Because your tweaks, questions, and experiences help other breastfeeding parents (and hungry snackers) feel more confident in the kitchen, please take a moment to leave a comment, share what worked for you, and—if you’re comfortable—mention how they fit into your breastfeeding routine or family snack rotation.


FAQ

Do these actually increase milk supply?

These high-protein vegan lactation brownies include ingredients like oat flour and flax, which are commonly used in lactation recipes and may support milk production for some people. However, no single food can guarantee an increase in supply. 


Can kids or partners eat these brownies?

Yes, absolutely. Despite the name, there’s nothing in these high-protein vegan lactation brownies that only breastfeeding parents can eat. 


Can I make these without soy?

You can. While soy milk and many soy vegan yogurts add extra protein, you can swap soy milk for oat, almond, or cashew milk and use any non-soy yogurt you like. 


How should I store and freeze these high-protein vegan lactation brownies?

Store your high-protein vegan lactation brownies in an airtight container in the fridge for 4–5 days. For longer storage, freeze them sliced and in a single layer, then transfer to a container or freezer bag and freeze for up to 3 months

sliced brownie squares on a white parchment covered baking sheet

How many lactation brownies should I eat per day?

There’s no strict rule here. In general, start with one to two high-protein vegan lactation brownies per day and see how you feel.
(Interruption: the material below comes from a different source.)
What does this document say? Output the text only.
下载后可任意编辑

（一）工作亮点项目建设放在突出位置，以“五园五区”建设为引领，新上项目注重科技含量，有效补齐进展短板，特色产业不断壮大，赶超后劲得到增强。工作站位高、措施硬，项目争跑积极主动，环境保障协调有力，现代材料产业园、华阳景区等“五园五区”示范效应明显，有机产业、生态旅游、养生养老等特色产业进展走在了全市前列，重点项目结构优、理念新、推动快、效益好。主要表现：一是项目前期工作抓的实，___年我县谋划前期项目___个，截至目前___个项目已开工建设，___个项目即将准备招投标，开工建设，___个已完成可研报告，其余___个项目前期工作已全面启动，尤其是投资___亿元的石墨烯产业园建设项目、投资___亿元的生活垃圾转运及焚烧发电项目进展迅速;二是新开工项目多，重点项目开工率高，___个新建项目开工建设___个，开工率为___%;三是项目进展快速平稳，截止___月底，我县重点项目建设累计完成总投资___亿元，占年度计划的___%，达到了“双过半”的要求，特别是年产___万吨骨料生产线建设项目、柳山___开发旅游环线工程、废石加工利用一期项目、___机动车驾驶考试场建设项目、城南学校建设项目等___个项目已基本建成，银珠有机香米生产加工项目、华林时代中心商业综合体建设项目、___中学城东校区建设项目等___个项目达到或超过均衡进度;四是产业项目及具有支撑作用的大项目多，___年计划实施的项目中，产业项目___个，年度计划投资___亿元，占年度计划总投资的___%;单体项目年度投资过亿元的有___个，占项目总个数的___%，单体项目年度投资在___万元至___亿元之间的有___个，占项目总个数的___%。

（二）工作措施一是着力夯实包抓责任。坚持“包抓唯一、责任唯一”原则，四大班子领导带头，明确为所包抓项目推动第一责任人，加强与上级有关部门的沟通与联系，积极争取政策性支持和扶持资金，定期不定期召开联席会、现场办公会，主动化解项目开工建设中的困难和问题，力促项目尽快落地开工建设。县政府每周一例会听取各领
If you have questions about milk supply or nutrition needs while breastfeeding, it’s wise to check in with a registered dietitian or lactation consultant for personalized guidance.


How can I increase the protein in these high-protein vegan lactation brownies even more?

If you’d like an extra boost, you can:

  • Add ½ scoop (about 15 g) more protein powder.
  • Use soy or pea-based yogurt for a higher protein base.
  • Sprinkle hemp seeds over the baked brownies just before serving.

Just keep in mind that additional protein powder will make the batter thicker, so you may need to add a splash more soy milk (15–30 ml) to keep the texture fudgy instead of dry.


Whenever you’re ready, you can tuck these high-protein vegan lactation brownies into your weekly meal prep. They’re there for the night feeds, the nap-time slump, and all the long, beautiful, exhausting moments in between—whether you’re breastfeeding or just craving a more nourishing brownie.